What if — a facility respite care is used for both mom and dad for the next month? Dad can recover while mom has her needs met by the staff. They will have nice living quarters, receive daily meals, light housekeeping, socialization, transportation; and for an additional cost have staff available for special needs. The true value is: they can continue to live together and even bring some of their pictures and mom’s special chair. In addition, I know they are safe and have someone available for needs.
Looking at the alternatives, one of my brothers or sisters could live with them during this time, but we all have children in high school and simply cannot move in. Mom and dad could live with one of their adult children, but the space and physical layout of our homes just won’t work well for their needs. Bringing in-home care is a good option. It would help meet mom and dad’s needs for parts of the day, but 24-hour care is not in their budget, so the family would need to fill in the gaps. We are all busy and discussing scheduling seemed to be the beginning of a landslide of family dynamic problems. We came to realize it’s tough for sons and daughters to take the time needed to help to this degree.

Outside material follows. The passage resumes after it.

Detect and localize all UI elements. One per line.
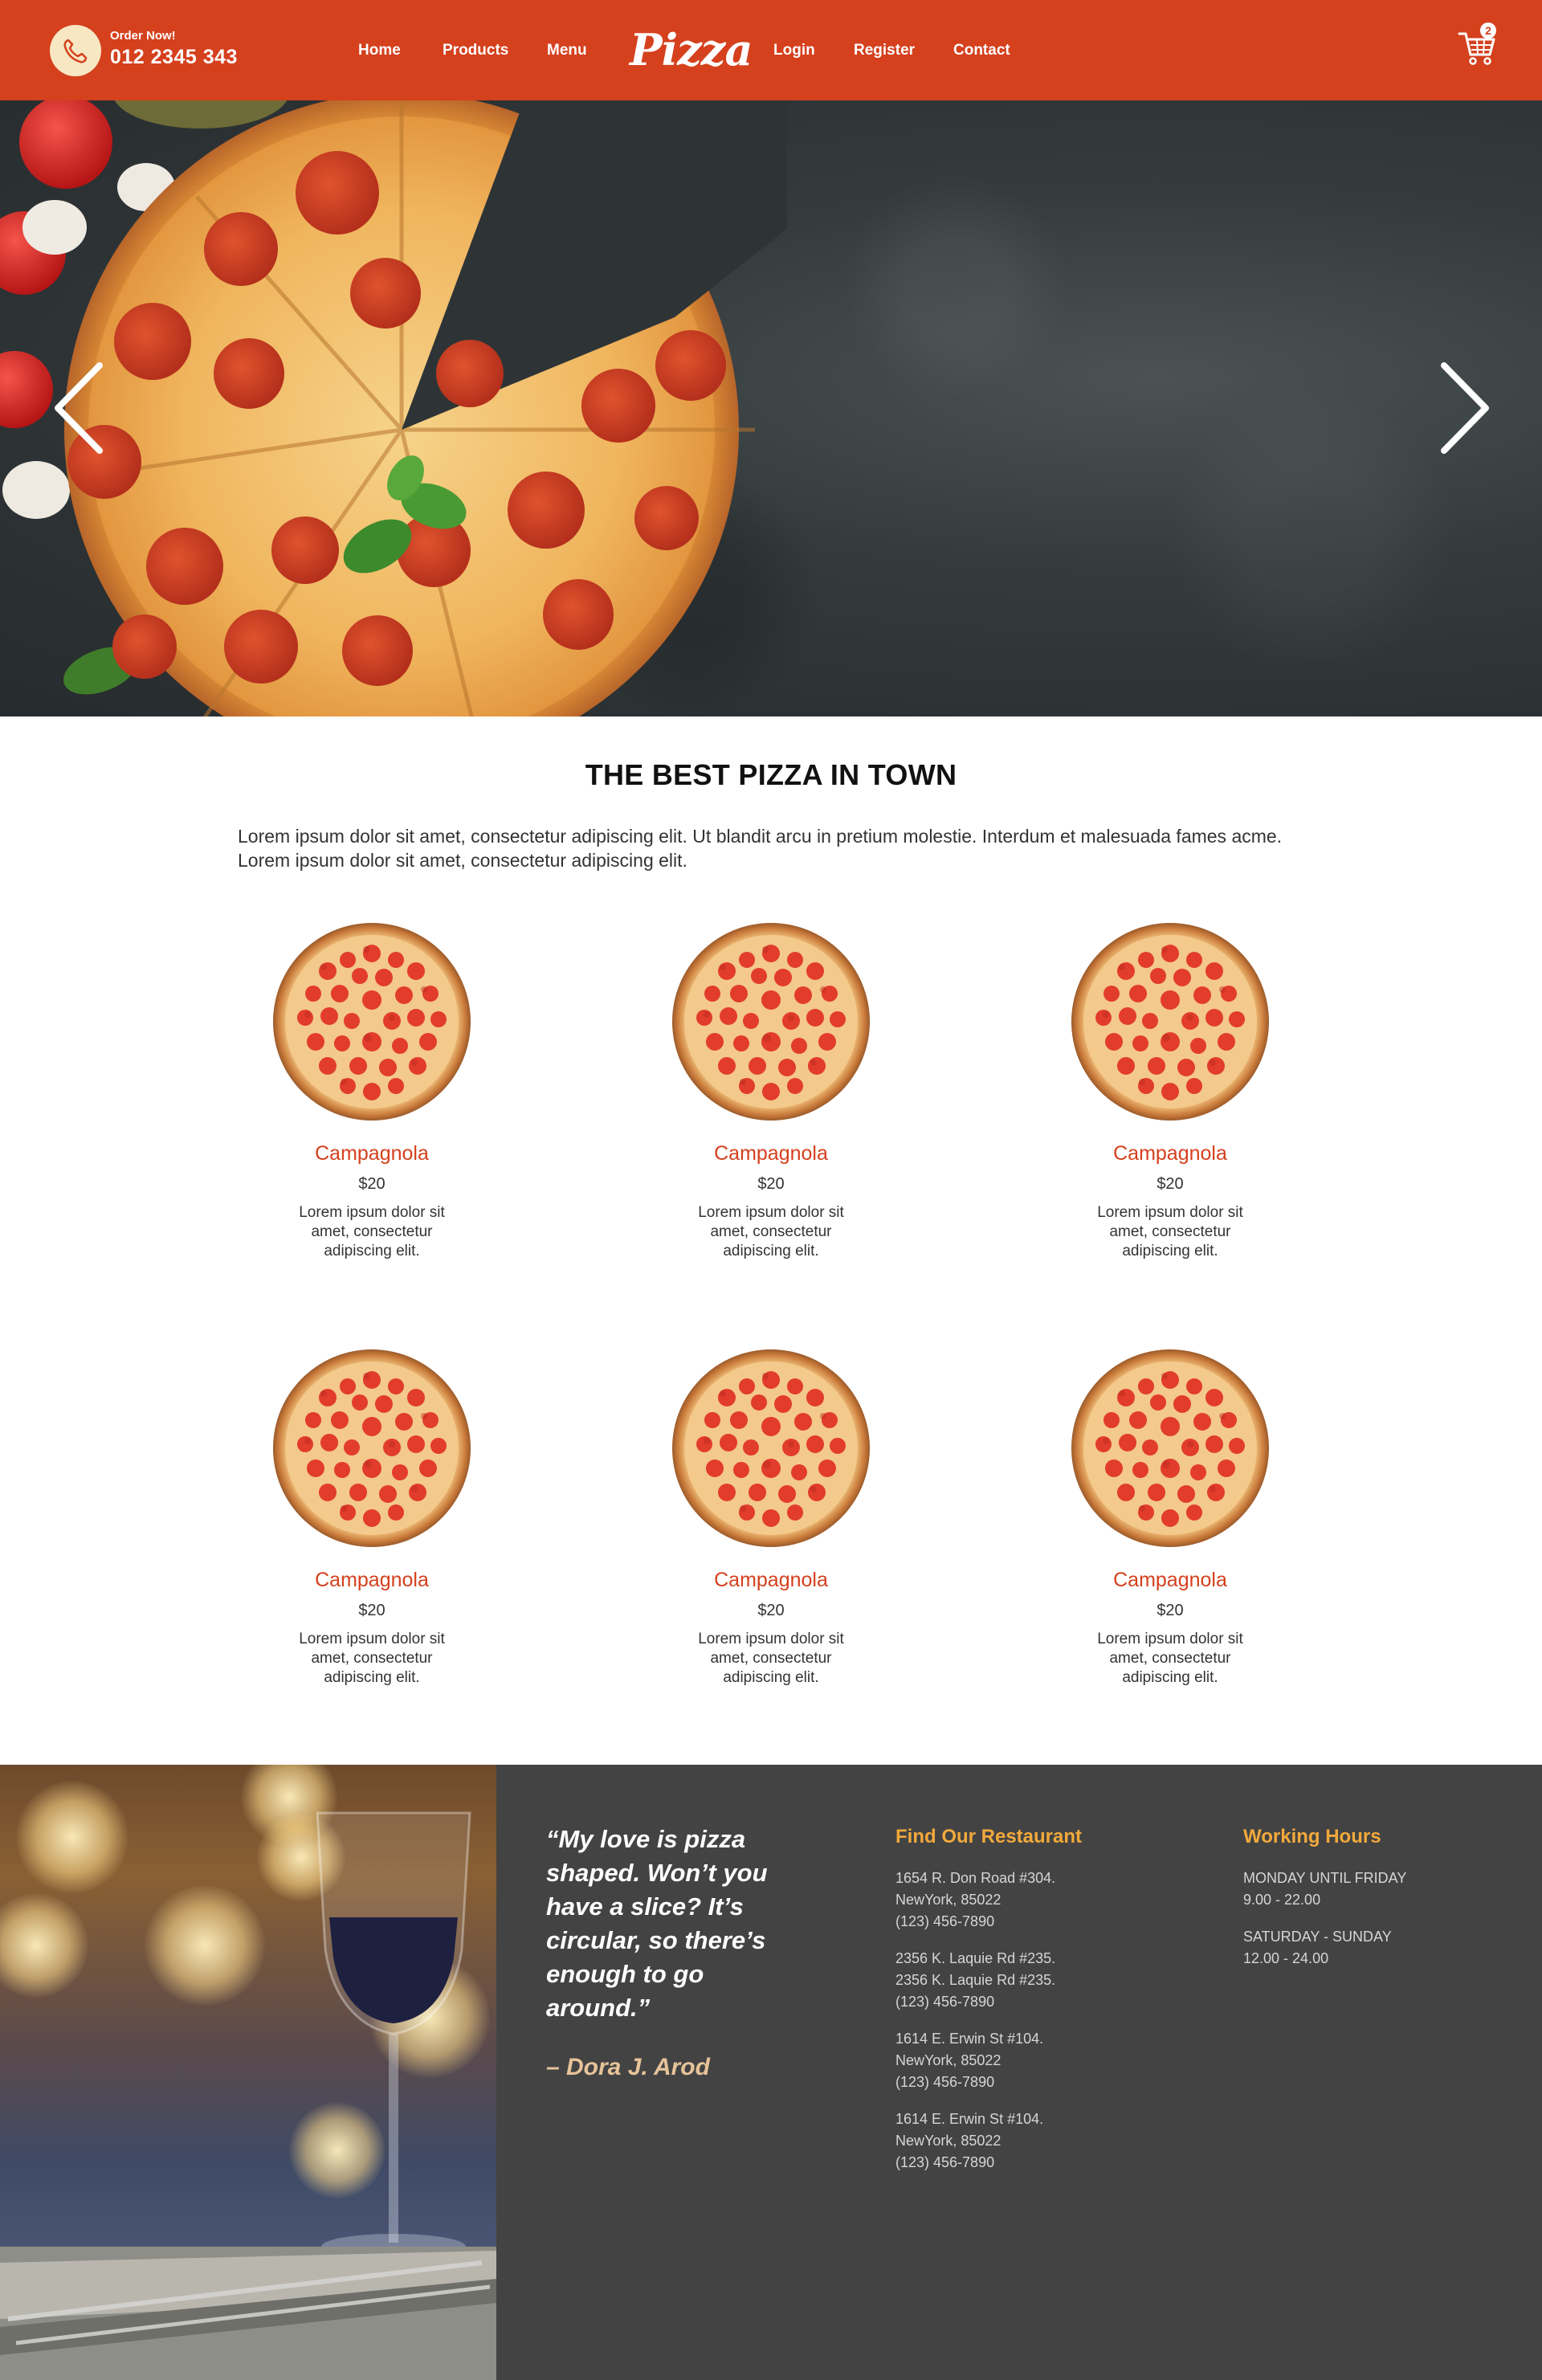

A Facility respite care seems to alleviate many of the problems we considered and does seem to be our best family option. The cost will be out of mom and dad’s pocket but projected to be at the cost of a vacation for a like time period. The value will be great to dad as he can continue his responsibility to care for mom and give his body time to heal. Dad and mom continue to be the decision-makers as we become more involved to guide and help them.
Coordinating care for your children and parents simultaneously is not easy. What can you do to manage this? Three words of advice: Plan, Plan, and Plan. Legal, financial, residential, mental, and physical healthcare elements must be addressed prior to a crisis. A sandwich generationer should guide their parent through these issues and the primary issue of safety while being careful not to take all control away from a parent. Once again, it is important to start talking, making suggestions, and guiding early, do not wait for a crisis.